Par ailleurs, le film dégage un certain mysticisme, voire même un soufisme illustré par les cours de danse orientale où Dunia se transforme en un derviche tourneur en quête d'osmose avec l'univers. Dans la danse, moyen thérapeutique par excellence, la jeune cairote trouve la voie de l'émancipation. Pour assouvir ce désir de liberté, elle pénètre dans le temple hermétiquement clos de la sensualité féminine où des Almées plantureuses effectuent dans un mouvement lascif et vertigineux une démonstration intime. On ne saurait occulter la part et le rôle éminent de la musique, qui tantôt accompagne la danse, tantôt illustre par des mélodies grisantes la religion de l'Amour professée par Ibn Arabi, sans oublier le prophète de l'amour spirituel Jalal Eddin elRoumi.

L'évocation du vestige culturel arabe n'exclut nullement la volonté de le rajeunir.
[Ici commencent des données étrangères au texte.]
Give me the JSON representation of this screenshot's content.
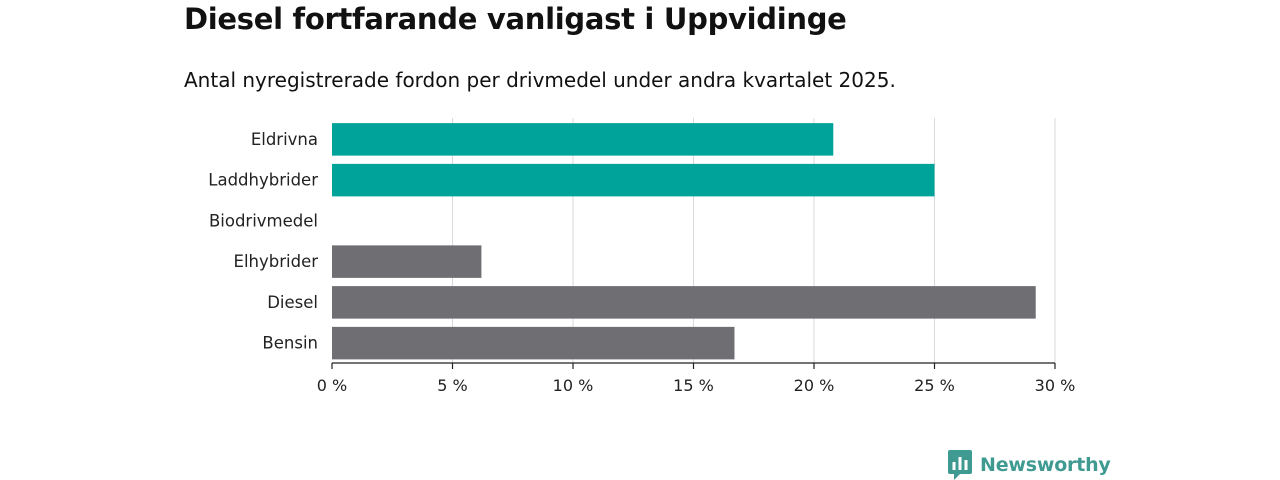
{
  "header": {
    "title": "Diesel fortfarande vanligast i Uppvidinge",
    "subtitle": "Antal nyregistrerade fordon per drivmedel under andra kvartalet 2025."
  },
  "brand": {
    "name": "Newsworthy",
    "color": "#3f9a92",
    "icon": "bar-chart-logo-icon"
  },
  "colors": {
    "highlight": "#00a39a",
    "default": "#6e6e73",
    "grid": "#d9d9d9",
    "axis": "#222222"
  },
  "chart_data": {
    "type": "bar",
    "orientation": "horizontal",
    "categories": [
      "Eldrivna",
      "Laddhybrider",
      "Biodrivmedel",
      "Elhybrider",
      "Diesel",
      "Bensin"
    ],
    "values": [
      20.8,
      25.0,
      0,
      6.2,
      29.2,
      16.7
    ],
    "highlight": [
      true,
      true,
      false,
      false,
      false,
      false
    ],
    "xlim": [
      0,
      30
    ],
    "xticks": [
      0,
      5,
      10,
      15,
      20,
      25,
      30
    ],
    "xtick_labels": [
      "0 %",
      "5 %",
      "10 %",
      "15 %",
      "20 %",
      "25 %",
      "30 %"
    ],
    "grid": "vertical",
    "legend": "none"
  }
}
Aussi Mohamed Munir, sur une diversité rythmique, donne sa voix mielleuse et pleine de vibrations à des paroles grosses de palpitations amoureuses. Une création bien réussie et indéniablement prometteuse est ce mélange musical qui ponctue le film. Des mélodies orientales euphoniquement fusionnées avec des influences occidentales telles que salsa, bossa nova et hip-hop. Au plaisir auditif, s'ajoute au bonheur des yeux, une image esthétiquement haute en couleurs. Le rouge couleur du désir intense y prédomine. La robe de Dunia qui prend le mouvement scintillant des flammes n'est pas sans rappeler au spectateur averti, les danseuses du Satin rouge de Raja Amari.
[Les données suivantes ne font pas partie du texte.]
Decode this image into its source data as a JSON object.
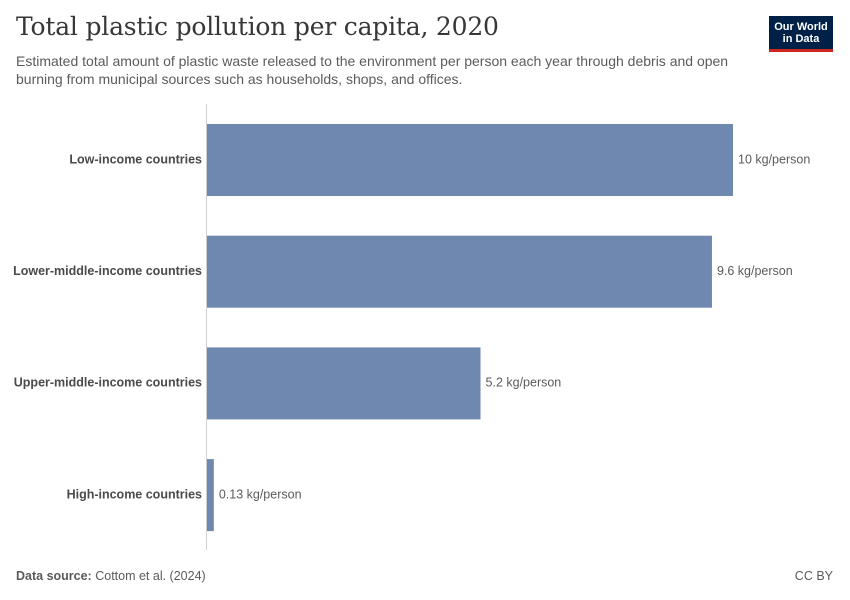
{
  "header": {
    "title": "Total plastic pollution per capita, 2020",
    "subtitle": "Estimated total amount of plastic waste released to the environment per person each year through debris and open burning from municipal sources such as households, shops, and offices."
  },
  "logo": {
    "line1": "Our World",
    "line2": "in Data",
    "bg_color": "#002147",
    "accent_color": "#ce261e"
  },
  "footer": {
    "source_label": "Data source:",
    "source_value": "Cottom et al. (2024)",
    "license": "CC BY"
  },
  "chart_data": {
    "type": "bar",
    "orientation": "horizontal",
    "categories": [
      "Low-income countries",
      "Lower-middle-income countries",
      "Upper-middle-income countries",
      "High-income countries"
    ],
    "values": [
      10,
      9.6,
      5.2,
      0.13
    ],
    "value_labels": [
      "10 kg/person",
      "9.6 kg/person",
      "5.2 kg/person",
      "0.13 kg/person"
    ],
    "unit": "kg/person",
    "xlim": [
      0,
      10
    ],
    "bar_color": "#6f88b0",
    "grid": false
  }
}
Autant le désir est latent, autant ses signifiants sont extrêmement patents. Tout suggère et dit ce sentiment interdit mais personne n'ose l'afficher. Les scènes qui mettent le plus en avant ce paradoxe sont au nombre de deux. La plus marquante est celle où Dunia, d'un côté, refuse de goûter au plaisir charnel avec l'homme qu'elle aime, et de l'autre, elle l'envoûte par des mouvements de danse érotiquement très connotés. Depuis l'exemple de Dunia, à qui son mari reproche la froideur jusqu'à la scène de la capture de la petite fille par sa grand-mère et une voisine, la question de l'excision, bien qu'elle ait offensé les milieux puritains et qu'elle semble de par la gravité du sujet, tourner l'attention du spectateur vers une réalité sociale alarmante, n'est que secondaire. Elle est au service d'un thème plus global : le désir assassiné.

Le dernier plan du film prouve l'évolution du personnage de l'insensibilité à l'égard de ce sentiment à la prise de conscience de la force vitale qu'il procure à l'être humain. L'image du bout de tissu rouge que Dunia portait solidement noué à son poignet, envolé dans le ciel, est dans ce sens significative du thème de la libération mais encore de la renaissance du corps et de l'esprit.
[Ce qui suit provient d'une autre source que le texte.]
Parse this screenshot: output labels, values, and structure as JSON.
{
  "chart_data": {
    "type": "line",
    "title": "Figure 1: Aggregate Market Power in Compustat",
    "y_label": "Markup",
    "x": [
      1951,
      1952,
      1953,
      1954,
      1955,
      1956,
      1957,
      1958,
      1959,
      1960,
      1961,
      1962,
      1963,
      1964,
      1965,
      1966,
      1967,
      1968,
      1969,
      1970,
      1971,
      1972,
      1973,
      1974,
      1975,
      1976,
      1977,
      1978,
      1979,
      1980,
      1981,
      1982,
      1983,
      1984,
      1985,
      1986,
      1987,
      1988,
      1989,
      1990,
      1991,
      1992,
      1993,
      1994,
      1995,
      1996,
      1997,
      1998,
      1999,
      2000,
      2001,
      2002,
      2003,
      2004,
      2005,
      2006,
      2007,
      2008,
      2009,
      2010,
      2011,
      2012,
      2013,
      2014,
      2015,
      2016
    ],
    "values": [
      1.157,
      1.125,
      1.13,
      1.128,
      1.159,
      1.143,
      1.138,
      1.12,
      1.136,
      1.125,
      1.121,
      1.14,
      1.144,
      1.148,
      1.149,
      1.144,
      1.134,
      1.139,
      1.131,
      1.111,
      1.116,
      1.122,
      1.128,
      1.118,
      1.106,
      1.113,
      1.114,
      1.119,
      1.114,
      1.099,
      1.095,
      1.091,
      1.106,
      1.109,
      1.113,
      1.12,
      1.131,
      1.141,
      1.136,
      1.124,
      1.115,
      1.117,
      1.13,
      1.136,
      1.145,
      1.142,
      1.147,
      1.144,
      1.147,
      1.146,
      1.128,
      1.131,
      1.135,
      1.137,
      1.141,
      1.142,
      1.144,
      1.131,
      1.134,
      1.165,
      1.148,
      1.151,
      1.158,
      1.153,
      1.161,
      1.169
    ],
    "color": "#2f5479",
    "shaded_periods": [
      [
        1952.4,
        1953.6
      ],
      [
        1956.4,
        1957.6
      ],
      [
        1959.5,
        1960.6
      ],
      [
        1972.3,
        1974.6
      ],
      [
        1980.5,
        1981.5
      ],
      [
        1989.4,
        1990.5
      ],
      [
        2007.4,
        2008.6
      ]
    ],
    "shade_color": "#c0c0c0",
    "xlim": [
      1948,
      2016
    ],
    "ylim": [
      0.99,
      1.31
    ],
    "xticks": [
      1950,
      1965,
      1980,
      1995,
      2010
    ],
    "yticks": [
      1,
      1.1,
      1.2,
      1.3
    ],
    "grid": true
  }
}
Jocelyne Saab semble vouloir, le processus de l'identification au personnage de Dunia aidant, conduire le spectateur à poser un nouveau regard sur la culture arabe, à s'apercevoir de son discours apologétique qui constamment rehausse les valeurs féminines. En somme, le film offre une invitation à rattraper ce que le monde arabe a perdu en matière de références littéraires, artistiques et spirituelles, à reconsidérer cet héritage et plus que tout à le recontextualiser.